Pariolius pax

Scientific classification
- Kingdom: Animalia
- Phylum: Chordata
- Class: Actinopterygii
- Order: Siluriformes
- Family: Heptapteridae
- Genus: Pariolius
- Species: P. pax
- Binomial name: Pariolius pax Faustino-Fuster, D. R., López-Castaño, J. A., Quiñones, J. M. & Meza-Vargas, V., 2024

= Pariolius pax =

- Genus: Pariolius
- Species: pax
- Authority: Faustino-Fuster, D. R., López-Castaño, J. A., Quiñones, J. M. & Meza-Vargas, V., 2024

Species of fishes

Pariolius pax is a species of three-barbeled catfish found only in small creeks and tributaries of the upper Orinoco River basin. This species grows to a length of 3.2 cm SL and inhabits sand and gravel bottoms of creeks of relatively fast flowing water as well as sluggish waters of the same streams where aquatic vegetation is lacking.

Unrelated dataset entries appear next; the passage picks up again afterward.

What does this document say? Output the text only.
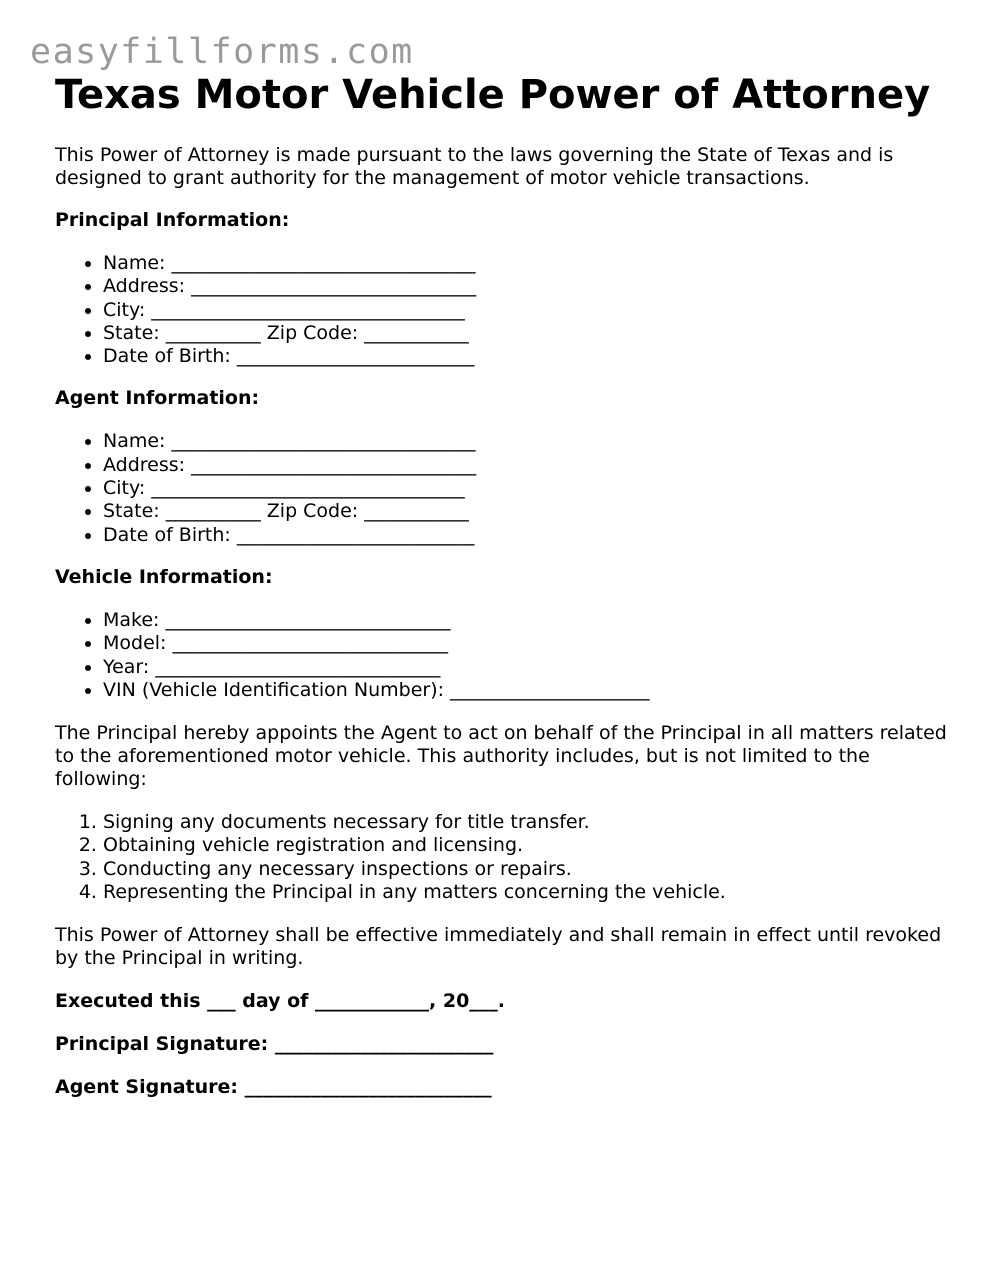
easyfillforms.com
Texas Motor Vehicle Power of Attorney

This Power of Attorney is made pursuant to the laws governing the State of Texas and is designed to grant authority for the management of motor vehicle transactions.

Principal Information:

• Name: ________________________________
• Address: ______________________________
• City: _________________________________
• State: __________ Zip Code: ___________
• Date of Birth: _________________________

Agent Information:

• Name: ________________________________
• Address: ______________________________
• City: _________________________________
• State: __________ Zip Code: ___________
• Date of Birth: _________________________

Vehicle Information:

• Make: ______________________________
• Model: _____________________________
• Year: ______________________________
• VIN (Vehicle Identification Number): _____________________

The Principal hereby appoints the Agent to act on behalf of the Principal in all matters related to the aforementioned motor vehicle. This authority includes, but is not limited to the following:

1. Signing any documents necessary for title transfer.
2. Obtaining vehicle registration and licensing.
3. Conducting any necessary inspections or repairs.
4. Representing the Principal in any matters concerning the vehicle.

This Power of Attorney shall be effective immediately and shall remain in effect until revoked by the Principal in writing.

Executed this ___ day of ____________, 20___.

Principal Signature: _______________________

Agent Signature: __________________________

It feeds mainly on Trichoptera larvae.

==Etymology==
The specific epithet is Latin pax for "peace", given specifically in allusion to PAX, the peace movement from the Netherlands, which since the early 1990s has been working to protect human security, prevent armed conflicts and build societies with peace and justice in Colombia.